Although I don’t have as much time for Internet outreach today, I will sometimes be challenged by a religious Jew or counter-missionary online, asking me to back up my position on a given point. In most cases, it’s something I’ve written about at length—remember, this was what I was challenged to do years ago—and so I’ll say, “I’ve addressed that at length in this particular volume.”

The serious seeker—or the serious theological opponent—will thank me, get the book and work through the objection, getting back to me with their thoughts. The mocker will say, “Just tell me your answer now! Why can’t you post it here?”

Common sense would tell you I don’t have the time to answer every post, email or comment that comes my way—if I did, there wouldn’t be enough time in the day to breathe, let alone do effective ministry to others—and common sense would also tell you that if you have a serious question, it requires a serious answer, not a 140-character tweet or short Facebook post. (Of course, when I tell people I don’t have time to respond, I’m told that I’m arrogant.)

But the mocker is not guided by common sense, nor is the mocker genuinely willing to consider the evidence, nor is the mocker in the least bit considerate of your time and schedule.

The mocker’s goal is to mock, and the more you reach out to a mocker, the more scorn you receive.

Right now, being stirred by the Lord and at the request of many, I’m writing a book called Authentic Fire: A Response to John MacArthur’s Strange Fire, and the goal is to finish it within two to three weeks and then get it out two to three weeks after that, both in print and e-book form. (By God’s grace, that means the book will be out by late November or early December, and it will also contain contributions from Craig Keener, Sam Storms and others.)

Since this assignment came quite out of the blue in the midst of a very full schedule, I’ve been working on the book every spare minute—joyfully, and with the favor of the Lord. Yet the mockers don’t seem to get it.

One young man challenged me about Strange Fire issues on Facebook (which, by the way, I try to use as much as possible in order to reach out and interact with many “followers” and “friends” rather than just having staff maintain the Facebook accounts for me).

He had watched every single minute of the conference and had some pressing questions for me, but when I gently explained to him that time didn’t allow me to answer him at length on Facebook, he pressed the attack all the more.

I then referred him to one of my books where I had addressed the issue at length, also sending him a link to a five-minute video clip that he would find helpful.

Rather than research what I had written or even take five minutes to watch the video—remember that he had the time to watch hours of the "Strange Fire" conference—he further scorned my offer, claiming I was being evasive.

The pity is that I really wanted to help him grow in the Lord, whatever his theological views, but it’s hard to help a mocker.

It’s even worse on Twitter, where everything has to be reduced to sound bites and everyone can intrude on the same conversation. (It dawned on me the other day that the new form of torture is “death by a thousand tweets”!)

I tell the persistent tweeters, “If you have a question, call my radio show.
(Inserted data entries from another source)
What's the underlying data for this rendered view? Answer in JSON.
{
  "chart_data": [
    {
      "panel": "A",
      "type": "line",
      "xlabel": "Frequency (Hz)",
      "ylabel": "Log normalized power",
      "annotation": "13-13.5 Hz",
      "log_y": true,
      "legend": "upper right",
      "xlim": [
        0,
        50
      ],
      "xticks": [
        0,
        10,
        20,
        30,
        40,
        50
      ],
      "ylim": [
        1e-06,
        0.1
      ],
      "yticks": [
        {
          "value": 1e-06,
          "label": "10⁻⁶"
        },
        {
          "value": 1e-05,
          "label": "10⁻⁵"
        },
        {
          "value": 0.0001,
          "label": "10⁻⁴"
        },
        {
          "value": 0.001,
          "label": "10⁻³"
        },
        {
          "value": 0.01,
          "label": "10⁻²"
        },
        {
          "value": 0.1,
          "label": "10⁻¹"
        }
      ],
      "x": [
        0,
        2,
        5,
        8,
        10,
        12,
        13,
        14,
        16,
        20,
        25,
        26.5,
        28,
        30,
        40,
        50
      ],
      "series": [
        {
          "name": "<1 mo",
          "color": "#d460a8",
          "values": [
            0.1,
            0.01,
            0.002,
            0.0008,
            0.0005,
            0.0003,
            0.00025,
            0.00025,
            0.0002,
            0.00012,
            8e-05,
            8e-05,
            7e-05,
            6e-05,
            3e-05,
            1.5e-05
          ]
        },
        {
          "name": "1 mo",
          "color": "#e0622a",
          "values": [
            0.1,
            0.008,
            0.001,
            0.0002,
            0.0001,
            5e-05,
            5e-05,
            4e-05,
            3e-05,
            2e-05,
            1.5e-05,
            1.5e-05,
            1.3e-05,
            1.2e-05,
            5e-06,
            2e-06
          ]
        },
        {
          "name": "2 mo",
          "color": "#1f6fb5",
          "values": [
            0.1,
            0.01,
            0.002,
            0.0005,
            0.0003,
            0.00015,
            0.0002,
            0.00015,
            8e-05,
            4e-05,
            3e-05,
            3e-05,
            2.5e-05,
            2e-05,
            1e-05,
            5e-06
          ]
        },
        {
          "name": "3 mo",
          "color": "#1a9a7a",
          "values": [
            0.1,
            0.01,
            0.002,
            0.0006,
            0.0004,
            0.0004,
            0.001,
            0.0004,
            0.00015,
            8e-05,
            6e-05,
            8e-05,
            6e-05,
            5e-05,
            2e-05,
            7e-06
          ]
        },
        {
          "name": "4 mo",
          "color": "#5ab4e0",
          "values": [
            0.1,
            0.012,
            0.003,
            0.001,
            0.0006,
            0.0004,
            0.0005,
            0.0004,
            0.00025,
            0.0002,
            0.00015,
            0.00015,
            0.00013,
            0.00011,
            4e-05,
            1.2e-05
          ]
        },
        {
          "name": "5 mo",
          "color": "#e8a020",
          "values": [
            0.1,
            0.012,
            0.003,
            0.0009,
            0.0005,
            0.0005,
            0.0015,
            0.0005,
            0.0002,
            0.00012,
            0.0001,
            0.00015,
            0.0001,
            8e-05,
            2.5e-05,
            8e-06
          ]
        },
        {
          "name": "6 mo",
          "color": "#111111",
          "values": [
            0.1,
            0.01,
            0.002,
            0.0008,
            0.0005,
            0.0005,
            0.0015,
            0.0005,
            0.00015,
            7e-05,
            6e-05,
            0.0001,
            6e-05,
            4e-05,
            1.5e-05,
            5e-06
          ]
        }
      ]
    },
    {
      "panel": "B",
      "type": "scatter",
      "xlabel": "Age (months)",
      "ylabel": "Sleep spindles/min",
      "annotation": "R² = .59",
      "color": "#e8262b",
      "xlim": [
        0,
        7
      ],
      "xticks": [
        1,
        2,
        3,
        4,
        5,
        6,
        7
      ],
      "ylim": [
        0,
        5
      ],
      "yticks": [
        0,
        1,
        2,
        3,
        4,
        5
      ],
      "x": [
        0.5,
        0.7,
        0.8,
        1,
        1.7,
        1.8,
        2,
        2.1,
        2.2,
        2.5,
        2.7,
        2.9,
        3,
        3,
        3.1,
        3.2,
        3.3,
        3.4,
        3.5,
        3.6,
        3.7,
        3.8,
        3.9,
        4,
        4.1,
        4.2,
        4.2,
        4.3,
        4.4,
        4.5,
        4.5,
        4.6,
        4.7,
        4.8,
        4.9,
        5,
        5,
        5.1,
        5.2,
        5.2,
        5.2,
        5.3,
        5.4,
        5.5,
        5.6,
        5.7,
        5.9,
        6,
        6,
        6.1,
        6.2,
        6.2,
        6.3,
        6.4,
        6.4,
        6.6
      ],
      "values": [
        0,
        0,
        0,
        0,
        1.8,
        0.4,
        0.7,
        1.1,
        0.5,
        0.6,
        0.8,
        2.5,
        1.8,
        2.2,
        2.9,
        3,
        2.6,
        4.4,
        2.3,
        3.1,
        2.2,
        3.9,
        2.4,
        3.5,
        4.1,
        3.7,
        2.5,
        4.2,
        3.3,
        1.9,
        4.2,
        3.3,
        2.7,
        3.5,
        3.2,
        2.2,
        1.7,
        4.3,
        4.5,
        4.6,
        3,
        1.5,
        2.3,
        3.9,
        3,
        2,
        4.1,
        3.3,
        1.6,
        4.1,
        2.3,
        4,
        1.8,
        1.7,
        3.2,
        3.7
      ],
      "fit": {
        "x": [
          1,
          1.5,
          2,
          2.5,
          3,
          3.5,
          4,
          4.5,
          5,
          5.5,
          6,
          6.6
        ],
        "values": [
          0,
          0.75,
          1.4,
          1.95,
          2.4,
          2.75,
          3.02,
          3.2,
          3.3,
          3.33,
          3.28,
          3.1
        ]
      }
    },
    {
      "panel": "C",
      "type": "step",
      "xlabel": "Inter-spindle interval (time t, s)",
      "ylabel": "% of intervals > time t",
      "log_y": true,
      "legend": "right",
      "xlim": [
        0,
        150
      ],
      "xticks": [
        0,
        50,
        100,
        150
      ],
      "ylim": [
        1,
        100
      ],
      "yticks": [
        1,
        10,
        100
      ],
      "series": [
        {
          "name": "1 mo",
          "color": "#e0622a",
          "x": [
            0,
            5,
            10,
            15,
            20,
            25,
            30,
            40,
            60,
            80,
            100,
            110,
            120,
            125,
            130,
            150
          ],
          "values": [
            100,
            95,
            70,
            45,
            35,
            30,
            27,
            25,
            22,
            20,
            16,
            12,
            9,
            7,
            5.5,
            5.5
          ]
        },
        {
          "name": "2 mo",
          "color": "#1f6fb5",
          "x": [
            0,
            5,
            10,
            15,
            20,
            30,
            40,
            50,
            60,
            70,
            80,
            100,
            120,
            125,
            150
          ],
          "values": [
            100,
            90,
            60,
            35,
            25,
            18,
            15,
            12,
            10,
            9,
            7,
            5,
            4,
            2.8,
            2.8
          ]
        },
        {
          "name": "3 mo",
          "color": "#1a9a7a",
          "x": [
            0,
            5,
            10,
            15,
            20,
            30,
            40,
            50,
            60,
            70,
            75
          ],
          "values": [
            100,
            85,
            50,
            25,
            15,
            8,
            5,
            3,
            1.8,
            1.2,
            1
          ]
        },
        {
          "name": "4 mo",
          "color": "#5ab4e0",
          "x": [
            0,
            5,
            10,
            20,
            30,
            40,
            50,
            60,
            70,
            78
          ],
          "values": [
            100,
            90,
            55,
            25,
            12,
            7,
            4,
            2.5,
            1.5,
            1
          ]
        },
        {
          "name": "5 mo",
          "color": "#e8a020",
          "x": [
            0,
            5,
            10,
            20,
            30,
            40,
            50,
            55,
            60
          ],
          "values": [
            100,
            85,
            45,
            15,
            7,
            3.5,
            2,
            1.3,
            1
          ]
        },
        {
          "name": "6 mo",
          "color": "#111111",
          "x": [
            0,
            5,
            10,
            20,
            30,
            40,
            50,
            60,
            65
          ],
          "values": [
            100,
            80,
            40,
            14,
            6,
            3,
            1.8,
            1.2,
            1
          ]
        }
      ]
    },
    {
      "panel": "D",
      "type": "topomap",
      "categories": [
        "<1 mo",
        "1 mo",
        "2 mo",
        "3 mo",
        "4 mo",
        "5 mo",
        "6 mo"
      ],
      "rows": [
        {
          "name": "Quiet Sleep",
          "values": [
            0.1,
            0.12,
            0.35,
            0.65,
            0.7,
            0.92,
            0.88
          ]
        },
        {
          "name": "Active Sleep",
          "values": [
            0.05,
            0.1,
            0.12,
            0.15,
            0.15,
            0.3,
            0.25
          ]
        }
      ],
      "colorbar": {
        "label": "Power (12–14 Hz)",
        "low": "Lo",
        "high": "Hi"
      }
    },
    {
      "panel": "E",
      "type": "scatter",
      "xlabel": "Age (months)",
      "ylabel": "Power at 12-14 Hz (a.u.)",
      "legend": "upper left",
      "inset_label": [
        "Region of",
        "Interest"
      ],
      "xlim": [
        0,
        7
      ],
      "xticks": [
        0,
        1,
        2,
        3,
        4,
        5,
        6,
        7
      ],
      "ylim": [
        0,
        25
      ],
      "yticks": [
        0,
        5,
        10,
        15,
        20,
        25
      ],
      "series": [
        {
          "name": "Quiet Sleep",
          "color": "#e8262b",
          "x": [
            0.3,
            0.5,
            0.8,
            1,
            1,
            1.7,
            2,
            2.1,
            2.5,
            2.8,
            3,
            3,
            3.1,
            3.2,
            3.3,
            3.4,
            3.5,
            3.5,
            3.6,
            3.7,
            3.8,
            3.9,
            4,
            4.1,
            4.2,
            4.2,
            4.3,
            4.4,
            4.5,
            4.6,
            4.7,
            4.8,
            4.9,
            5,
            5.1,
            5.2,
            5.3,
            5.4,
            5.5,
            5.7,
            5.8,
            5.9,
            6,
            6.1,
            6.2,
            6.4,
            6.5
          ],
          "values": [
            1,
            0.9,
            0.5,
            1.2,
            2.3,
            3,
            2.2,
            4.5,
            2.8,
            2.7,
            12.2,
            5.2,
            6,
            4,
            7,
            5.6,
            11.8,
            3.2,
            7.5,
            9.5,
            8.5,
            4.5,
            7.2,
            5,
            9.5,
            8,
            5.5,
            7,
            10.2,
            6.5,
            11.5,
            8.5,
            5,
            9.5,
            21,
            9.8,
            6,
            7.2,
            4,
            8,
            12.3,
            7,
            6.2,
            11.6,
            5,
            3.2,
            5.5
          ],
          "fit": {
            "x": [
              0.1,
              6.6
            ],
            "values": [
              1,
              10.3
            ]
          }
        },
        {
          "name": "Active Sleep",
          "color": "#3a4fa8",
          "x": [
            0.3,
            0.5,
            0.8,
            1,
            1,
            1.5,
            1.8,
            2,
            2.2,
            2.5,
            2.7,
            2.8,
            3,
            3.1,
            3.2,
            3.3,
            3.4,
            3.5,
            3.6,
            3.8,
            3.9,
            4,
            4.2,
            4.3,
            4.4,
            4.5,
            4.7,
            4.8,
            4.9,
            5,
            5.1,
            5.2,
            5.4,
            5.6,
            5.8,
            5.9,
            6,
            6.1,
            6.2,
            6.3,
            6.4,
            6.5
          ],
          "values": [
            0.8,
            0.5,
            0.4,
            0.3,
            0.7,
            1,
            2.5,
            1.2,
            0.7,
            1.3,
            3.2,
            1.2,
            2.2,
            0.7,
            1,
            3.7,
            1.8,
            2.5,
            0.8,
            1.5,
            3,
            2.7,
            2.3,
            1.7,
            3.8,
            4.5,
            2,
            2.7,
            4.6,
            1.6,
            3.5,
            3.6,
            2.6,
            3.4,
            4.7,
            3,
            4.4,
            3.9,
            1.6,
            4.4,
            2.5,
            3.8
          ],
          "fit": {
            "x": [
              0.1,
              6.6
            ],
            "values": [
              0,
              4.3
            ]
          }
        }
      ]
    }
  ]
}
I do live talk radio two hours a day, five days a week.”

“I don’t need to call,” they reply. “Just answer my tweet here and now!”

Recently, when I offered to meet face to face with a local young man who was challenging me, again out of love and concern for his spiritual well-being, he rejected the offer, calling it condescending.

The offshoot of all this is that while we should pray for the mockers to humble themselves and see the wrongness of their attitude, it is the seekers who deserve our time and attention. (It’s really a shame that I’ve had to start blocking abusive believers on my Facebook and Twitter accounts, putting them in the ranks of profane gay bloggers and mocking atheists.)

As Solomon said long ago, “Let the wise listen and add to their learning, and let the discerning get guidance” (Prov. 1:5). It is there for the taking for the serious seeker of truth.